Prison de Pavie (Italie) : Une lettre de Beppe sur sa lutte dans la taule

Sicilia Libertaria / jeudi 17 décembre 2020

Maison d’arrêt de Pavie, 3 décembre 2020

Très chers compagnons et compagnonnes,
Je vous écris pour vous informer du fait que le 2 décembre 2020 j’ai commencé une grève (l’énième, après différentes grèves de la faim durant l’année passée dans cette prison !), en refusant de sortir à la promenade et de me rendre dans la salle de sociabilité (les seules 4 heures de la journées où on peut sortir de sa cellule).

Par cette grève, je demande d’avoir accès aux soins nécessaires pour mes pathologies, qui ont été largement documentées, et cela depuis un an, par mon avocat Fabio Sommovigo.
Les signalements-plaintes faites par mon avocat n’ont pas suffi !
Aujourd’hui encore, on m’ignore complètement, ce qui signifie me condamner à mort, étant donné que les pathologies dont je souffre, si elles ne sont pas soignées, ne peuvent que s’aggraver.
A cela s’ajoute l’isolement dans ma cellule pour une période indéterminée, puisque je suis enfermé dans une section pour prisonniers « sous protection » et je ne peux pas partager ma cellule avec de tels détenus, car je suis en régime « haute sécurité », étant accusé en vertu de l’article 280 [attentat avec finalité de terrorisme ; NdAtt.] avec toutes les circonstances aggravantes.

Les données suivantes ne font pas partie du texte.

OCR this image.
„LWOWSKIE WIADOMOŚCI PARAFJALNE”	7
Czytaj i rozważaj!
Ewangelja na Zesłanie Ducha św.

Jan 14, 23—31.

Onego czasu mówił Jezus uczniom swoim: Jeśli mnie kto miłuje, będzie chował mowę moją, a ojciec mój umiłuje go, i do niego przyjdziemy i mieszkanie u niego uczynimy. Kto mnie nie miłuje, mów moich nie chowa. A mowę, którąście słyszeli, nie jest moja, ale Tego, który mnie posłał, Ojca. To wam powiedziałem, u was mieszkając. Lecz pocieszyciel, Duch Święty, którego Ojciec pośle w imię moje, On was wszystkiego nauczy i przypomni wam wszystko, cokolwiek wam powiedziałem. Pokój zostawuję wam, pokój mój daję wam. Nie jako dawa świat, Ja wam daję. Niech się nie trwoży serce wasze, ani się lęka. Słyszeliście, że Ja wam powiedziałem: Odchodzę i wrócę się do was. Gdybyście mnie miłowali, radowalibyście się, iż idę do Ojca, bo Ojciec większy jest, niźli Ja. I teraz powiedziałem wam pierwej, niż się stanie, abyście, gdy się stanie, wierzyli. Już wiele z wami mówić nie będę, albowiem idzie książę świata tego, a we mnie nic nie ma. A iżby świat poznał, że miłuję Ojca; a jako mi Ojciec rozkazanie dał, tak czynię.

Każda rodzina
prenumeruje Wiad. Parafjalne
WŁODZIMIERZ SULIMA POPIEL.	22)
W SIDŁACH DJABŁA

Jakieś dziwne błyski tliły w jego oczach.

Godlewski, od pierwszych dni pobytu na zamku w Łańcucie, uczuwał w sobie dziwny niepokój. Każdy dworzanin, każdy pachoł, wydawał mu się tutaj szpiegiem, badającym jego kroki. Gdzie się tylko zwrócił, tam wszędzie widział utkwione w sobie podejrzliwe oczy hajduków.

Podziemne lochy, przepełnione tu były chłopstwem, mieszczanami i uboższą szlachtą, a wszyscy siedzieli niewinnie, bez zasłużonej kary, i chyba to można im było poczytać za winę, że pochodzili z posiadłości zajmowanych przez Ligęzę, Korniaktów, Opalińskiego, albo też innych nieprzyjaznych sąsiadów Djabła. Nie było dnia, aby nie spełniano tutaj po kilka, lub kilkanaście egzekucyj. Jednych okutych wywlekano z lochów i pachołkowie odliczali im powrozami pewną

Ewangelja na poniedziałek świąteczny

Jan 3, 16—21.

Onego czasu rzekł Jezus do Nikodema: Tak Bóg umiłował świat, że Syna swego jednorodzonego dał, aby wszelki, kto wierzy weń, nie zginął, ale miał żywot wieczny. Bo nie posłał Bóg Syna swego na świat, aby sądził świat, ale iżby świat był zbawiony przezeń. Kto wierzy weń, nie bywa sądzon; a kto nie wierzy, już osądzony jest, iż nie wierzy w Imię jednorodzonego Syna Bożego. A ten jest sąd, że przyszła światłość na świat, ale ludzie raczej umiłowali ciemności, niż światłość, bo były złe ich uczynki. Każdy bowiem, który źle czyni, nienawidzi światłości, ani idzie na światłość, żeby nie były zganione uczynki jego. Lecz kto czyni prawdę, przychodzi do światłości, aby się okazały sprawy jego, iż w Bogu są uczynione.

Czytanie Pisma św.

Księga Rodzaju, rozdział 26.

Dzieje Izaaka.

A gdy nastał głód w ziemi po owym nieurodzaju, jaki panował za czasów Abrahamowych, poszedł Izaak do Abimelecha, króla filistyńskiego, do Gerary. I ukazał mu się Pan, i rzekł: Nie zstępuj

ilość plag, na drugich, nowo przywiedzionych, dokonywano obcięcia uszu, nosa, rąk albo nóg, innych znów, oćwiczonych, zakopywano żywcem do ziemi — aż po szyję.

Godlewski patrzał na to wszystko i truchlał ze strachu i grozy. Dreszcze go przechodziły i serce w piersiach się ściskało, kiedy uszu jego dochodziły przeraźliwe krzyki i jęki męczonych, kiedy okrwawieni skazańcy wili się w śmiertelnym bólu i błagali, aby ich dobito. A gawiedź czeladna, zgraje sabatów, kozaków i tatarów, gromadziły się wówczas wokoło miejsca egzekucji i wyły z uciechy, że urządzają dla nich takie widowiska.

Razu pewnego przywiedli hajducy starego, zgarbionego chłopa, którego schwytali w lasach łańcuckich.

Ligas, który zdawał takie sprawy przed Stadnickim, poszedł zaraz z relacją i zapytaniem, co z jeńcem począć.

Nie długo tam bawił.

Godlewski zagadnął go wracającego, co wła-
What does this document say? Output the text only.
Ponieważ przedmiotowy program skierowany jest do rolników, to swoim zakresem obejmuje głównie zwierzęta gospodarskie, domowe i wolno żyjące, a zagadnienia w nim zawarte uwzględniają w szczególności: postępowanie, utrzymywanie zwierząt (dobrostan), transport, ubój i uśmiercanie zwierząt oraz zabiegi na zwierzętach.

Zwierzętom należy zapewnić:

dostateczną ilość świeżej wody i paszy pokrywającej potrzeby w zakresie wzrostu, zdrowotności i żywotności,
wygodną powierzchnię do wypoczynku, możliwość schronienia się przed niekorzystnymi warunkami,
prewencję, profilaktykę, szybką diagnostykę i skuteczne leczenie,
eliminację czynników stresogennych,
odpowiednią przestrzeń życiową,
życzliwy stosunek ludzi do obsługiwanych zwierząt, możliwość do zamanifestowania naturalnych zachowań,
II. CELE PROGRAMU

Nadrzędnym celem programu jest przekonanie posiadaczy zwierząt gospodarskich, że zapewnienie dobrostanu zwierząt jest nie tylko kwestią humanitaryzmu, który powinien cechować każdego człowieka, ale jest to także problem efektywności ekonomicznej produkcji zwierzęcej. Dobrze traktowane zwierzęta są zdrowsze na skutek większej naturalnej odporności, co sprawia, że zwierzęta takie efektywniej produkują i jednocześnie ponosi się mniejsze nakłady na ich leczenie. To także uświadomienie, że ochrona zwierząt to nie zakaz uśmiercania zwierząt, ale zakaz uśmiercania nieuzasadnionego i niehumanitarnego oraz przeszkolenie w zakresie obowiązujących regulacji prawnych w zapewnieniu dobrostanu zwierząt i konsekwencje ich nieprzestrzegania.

Un isolement dans l’isolement, dans l’abandon complet. La torture physique et psychologique est augmentée par l’ énorme difficulté que j’ai à me rapporter avec la grande majorité des détenus ici (violeurs, pédophiles, ex-flics dont Montella, le chef de la meute de la caserne de Piacenza [arrêté cette année parce qu’il gérait un réseau de trafic de drogue et d’extorsion, depuis la caserne des Carabinieri ; NdAtt.], des macs, des assassins de femmes…).
Depuis longtemps, je demande d’être transféré, mais cela, comme mes soins, m’est refusé !

Ma permanence forcée ici est un danger pour mon intégrité psycho-physique. Je n’exclus pas de commencer bientôt une grève de la faim, conscient des risques que cela comporte pour ma santé, déjà chancelante.
Je vous demande de relayer le plus possible cette lettre, en nom de chaque détenu que l’État laisse mourir dans ses geôles.

Le poing fermé.

Beppe Bruna

 

Note d’Attaque : Beppe a été arrêté le 21 mai 2019, lors de l’opération répressive Prometeo. Pour lui écrire (et pour écrire à Natascia, arrêtée lors de la même opération répressive) :

Giuseppe Bruna
C. C. di Pavia
Via Vigentina, 85
27100 – Pavia (Italie)

Natascia Savio (elle lit le français)
C. C. di Piacenza
Strada delle Novate, 65
29122 – Piacenza (Italie)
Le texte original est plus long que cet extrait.